The value of the program was in the details that disappear first if no one writes them down. Baca described making toy dollhouses from catalog pictures and cardboard boxes, and she remembered that as a teenager there was little for children to do, so they cruised Main Street. Cordova said his childhood in Jarales revolved around work at the family flour mill, while Chavez recalled riding a bicycle all over town and making kites from grocery and dry-cleaning bags. Those memories give future readers something concrete: how children played, worked, improvised and moved through Belen and the surrounding area.

A second thread ran through the hour-long discussion: family as the center of civic life. Baca said her grandfather, a poet, politician and storyteller, was the person she most loved listening to, and Chavez recalled the influence of his great-grandfather, Henry Jaramillo. The conversation also linked private family memory to public history, as Baca remembered the Pearl Harbor attack and Chavez remembered watching the moon landing with his father in 1969. In other words, the program captured the way national events landed inside Belen homes.

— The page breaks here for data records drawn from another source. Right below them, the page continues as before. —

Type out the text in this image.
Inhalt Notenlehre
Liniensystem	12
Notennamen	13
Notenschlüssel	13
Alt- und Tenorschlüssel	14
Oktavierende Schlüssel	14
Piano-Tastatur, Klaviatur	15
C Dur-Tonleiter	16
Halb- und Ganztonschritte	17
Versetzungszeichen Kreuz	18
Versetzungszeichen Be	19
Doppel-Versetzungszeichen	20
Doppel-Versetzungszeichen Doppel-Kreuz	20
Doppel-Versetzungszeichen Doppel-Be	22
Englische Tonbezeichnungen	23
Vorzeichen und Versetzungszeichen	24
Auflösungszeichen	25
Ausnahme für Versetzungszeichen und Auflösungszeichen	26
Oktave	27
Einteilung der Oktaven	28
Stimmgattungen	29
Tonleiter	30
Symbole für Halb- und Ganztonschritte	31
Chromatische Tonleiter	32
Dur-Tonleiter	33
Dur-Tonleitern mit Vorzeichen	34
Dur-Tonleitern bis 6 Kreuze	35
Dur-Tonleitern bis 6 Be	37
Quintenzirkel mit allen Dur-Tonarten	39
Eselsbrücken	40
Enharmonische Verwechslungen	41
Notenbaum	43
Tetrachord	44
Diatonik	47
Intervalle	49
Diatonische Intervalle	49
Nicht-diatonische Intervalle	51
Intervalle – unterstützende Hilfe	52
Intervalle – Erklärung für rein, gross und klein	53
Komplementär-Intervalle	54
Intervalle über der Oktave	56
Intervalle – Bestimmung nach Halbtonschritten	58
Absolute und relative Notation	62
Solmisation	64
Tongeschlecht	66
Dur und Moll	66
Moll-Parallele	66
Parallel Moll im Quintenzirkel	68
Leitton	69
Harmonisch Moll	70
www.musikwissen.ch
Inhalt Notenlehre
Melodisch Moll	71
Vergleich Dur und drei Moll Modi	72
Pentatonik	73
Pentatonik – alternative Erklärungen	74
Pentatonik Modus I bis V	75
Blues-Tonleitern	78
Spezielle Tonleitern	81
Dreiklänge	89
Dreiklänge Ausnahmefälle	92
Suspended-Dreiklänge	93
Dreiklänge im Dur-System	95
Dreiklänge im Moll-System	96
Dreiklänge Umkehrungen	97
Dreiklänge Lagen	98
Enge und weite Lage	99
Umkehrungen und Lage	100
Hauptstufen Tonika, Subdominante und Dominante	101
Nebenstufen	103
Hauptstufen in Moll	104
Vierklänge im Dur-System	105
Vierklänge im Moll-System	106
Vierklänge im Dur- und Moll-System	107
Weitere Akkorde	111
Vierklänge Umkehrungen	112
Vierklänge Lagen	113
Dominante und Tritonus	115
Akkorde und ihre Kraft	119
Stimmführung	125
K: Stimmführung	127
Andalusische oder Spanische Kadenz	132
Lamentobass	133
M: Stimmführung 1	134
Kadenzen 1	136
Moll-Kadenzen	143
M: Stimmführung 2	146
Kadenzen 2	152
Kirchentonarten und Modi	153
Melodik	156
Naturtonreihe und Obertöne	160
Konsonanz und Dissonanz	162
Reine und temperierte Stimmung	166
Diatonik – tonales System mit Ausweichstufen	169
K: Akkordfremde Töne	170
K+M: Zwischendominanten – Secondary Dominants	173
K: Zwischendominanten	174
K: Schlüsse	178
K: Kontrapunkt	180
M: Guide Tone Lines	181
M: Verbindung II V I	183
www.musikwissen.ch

Why the Harvey House is the right backdrop

The setting mattered because the Belen Harvey House is itself part of the city’s working memory. The building first operated from 1910 to 1939, was saved by citizens when it faced demolition, and later reopened after restoration. Since 2013, the Valencia County Historical Society has turned management of the museum over to the City of Belen, and it now operates as a branch of the Belen Public Library with a collection of railroad and Belen historical artifacts. The museum is overseen by Kathleen Pickering, the library and museum director.

That institutional framework gives the oral-history effort more weight than a single event. The society says its mission is to support appreciation, education and preservation of Valencia County’s diverse heritage, and its history stretches back to 1969, when local residents formed it to document the county’s legacy and cultures. Its current work includes monthly speakers, publications, awards and support for the county’s libraries, archives and museums, including the Belen Harvey House Museum. That makes the Belen program part of a longer civic system, not a one-off nostalgia session.

How residents can add their own stories

Locals who want their families’ memories to become part of Belen’s record do not have to wait for a formal archive drive. The historical society says it welcomes new members who want to learn about the past, share knowledge and skills, and make real contributions to its goals. It also lists a contact email and a Facebook page, and membership can be joined or renewed online or by mail to the society’s post office box in Los Lunas.

The practical takeaway is simple. Belen’s history is still being formed in front of residents, in the stories people tell about work, family, school, rail life and the small inventions of childhood. With the Harvey House now operating as a library branch and museum, and with the historical society still pushing research, education and outreach, the city has a place to store those memories before they are lost to time.